A: I guess it’s important for any industry, but we have a particular outlook that resolving issues such as our dependence on fossil fuels, greenhouse-gas emissions [and the economic impacts of global warming is especially] important. Power production is the largest industry in the world. And it’s all the more important to understand how to fund companies because many of us agree these problems will be solved by technologies. … [Also,] technologies are at an earlier stage in this industry. When you look at large corporations with large R&D budgets looking to invest outside of their own realms, they are investing millions and half billions … because they don’t have the answers either. There is no silver bullet right now, which is part of what makes it exciting. There are a lot of opportunities for many companies to succeed.
Q: Are those corporations investing in early stage companies?

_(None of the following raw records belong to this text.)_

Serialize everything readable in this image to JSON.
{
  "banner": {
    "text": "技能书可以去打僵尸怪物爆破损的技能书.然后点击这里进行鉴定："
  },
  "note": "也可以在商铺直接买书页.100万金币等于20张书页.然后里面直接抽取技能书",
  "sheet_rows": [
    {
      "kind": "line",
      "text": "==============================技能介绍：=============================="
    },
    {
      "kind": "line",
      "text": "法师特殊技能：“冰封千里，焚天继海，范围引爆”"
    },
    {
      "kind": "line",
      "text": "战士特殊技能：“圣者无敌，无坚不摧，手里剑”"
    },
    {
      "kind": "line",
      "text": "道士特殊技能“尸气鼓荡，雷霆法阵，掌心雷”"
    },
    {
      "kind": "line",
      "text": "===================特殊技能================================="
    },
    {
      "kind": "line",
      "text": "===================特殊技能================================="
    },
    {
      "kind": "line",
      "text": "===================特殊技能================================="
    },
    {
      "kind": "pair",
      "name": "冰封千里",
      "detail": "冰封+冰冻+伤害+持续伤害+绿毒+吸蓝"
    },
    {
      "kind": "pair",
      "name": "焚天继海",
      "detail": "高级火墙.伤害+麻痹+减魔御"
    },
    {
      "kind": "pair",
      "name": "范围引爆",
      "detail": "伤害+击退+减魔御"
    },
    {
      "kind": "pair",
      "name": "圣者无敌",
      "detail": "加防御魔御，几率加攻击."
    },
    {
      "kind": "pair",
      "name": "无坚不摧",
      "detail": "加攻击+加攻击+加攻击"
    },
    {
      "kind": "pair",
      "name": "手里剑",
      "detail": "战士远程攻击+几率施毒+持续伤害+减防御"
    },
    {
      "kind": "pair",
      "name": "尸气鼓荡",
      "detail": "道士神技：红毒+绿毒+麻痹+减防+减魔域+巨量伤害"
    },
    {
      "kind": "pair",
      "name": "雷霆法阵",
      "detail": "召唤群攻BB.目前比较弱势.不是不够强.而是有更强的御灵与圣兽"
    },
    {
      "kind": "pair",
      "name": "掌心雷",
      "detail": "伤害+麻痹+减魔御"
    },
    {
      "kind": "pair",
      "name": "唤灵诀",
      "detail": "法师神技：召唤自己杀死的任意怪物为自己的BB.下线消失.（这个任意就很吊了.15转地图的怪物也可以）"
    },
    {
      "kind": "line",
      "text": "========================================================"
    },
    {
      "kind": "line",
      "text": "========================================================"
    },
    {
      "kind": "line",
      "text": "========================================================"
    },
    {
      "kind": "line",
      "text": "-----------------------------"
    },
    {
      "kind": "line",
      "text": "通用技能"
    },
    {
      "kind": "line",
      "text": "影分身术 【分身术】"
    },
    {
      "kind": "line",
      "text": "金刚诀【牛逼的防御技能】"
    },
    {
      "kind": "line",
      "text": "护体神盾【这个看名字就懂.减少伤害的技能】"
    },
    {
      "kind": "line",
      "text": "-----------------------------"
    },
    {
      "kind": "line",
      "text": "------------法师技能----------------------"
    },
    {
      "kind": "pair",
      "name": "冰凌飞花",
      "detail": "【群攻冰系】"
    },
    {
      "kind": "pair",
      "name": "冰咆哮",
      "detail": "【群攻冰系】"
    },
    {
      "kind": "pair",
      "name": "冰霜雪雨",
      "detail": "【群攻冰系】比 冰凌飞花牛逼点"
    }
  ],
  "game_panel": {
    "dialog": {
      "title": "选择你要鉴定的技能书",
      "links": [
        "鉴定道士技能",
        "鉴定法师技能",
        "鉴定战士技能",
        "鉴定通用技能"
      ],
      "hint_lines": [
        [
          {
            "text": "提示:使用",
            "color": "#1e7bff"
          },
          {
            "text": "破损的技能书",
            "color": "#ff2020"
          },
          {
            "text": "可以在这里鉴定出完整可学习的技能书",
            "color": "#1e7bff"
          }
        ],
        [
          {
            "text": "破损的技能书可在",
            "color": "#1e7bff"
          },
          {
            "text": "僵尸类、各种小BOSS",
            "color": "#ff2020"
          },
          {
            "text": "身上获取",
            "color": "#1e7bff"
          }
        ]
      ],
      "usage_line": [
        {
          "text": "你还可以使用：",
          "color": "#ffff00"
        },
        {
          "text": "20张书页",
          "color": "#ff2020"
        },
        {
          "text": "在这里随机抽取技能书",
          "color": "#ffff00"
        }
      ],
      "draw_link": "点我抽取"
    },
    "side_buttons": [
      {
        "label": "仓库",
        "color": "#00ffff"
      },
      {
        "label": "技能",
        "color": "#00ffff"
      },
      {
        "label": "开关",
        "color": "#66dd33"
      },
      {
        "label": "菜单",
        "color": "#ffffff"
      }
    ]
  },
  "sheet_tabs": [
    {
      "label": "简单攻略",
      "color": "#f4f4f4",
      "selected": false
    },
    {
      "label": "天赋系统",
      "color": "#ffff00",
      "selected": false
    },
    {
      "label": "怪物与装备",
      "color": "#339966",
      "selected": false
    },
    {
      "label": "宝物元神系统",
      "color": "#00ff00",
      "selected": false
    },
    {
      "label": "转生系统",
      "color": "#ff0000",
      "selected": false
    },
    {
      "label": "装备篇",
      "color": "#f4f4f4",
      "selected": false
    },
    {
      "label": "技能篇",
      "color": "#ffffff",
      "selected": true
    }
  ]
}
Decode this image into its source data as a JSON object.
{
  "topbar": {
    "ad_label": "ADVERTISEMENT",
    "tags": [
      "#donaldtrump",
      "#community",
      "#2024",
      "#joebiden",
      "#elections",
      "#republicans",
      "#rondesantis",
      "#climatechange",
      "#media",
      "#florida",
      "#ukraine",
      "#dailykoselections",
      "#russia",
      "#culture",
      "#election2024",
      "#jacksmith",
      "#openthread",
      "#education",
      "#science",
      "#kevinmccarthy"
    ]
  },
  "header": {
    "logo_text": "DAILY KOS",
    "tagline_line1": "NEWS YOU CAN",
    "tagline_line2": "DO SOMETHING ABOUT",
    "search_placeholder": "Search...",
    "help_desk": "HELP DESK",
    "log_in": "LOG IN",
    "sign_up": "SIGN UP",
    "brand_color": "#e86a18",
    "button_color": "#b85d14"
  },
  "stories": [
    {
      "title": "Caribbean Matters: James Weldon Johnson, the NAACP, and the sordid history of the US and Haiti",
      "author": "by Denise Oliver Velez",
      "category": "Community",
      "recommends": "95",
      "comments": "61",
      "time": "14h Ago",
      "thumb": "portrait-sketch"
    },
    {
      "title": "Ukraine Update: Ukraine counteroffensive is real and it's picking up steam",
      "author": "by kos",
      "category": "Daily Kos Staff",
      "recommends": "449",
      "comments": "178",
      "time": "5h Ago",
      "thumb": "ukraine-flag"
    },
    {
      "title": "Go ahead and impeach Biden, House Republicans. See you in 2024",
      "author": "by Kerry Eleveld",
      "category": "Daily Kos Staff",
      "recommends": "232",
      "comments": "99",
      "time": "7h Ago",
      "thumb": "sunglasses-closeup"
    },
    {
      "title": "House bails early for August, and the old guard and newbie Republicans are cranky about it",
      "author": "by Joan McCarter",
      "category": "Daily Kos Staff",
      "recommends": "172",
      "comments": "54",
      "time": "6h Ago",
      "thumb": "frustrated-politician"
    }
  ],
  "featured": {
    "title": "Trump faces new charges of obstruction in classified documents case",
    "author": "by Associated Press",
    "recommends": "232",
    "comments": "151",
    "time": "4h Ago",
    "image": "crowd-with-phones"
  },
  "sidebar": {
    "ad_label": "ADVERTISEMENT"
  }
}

A: Not so much. Larger corporations with good-sized R&D budgets [find it] fairly difficult to make early stage investments. They are partnering with universities and looking at research [that might lead to] acquisitions. It’s at a much more mature level. Many also are investing in funds of funds [so they’re able to invest in a] diverse manner.
Q: Kleiner Perkins partner John Doerr has said that government spending on early stage research and development in greentech is extremely low at about $1 billion. Does this lack of early lab research, combined with the larger leap from angel to VC-stage investment, make it more difficult to invest in -- and get a return at -- this angel stage?
A: There’s a woeful lack of funding and support for a lot of early-stage R&D. … [The angel stage] is a higher-risk time period to invest. We’d like to think we have the capability to identify those opportunities where there’s a high opportunity for growth and [we can add value]. But it does make it more difficult when a company hasn’t had any funding to develop [its technology] and bring it even to beta stage. … Yes, if we had more grant dollars, maybe companies would have an easier time to get to a prototype. On the other hand, I’m not interested in companies that have lived for eight to 10 years on grants.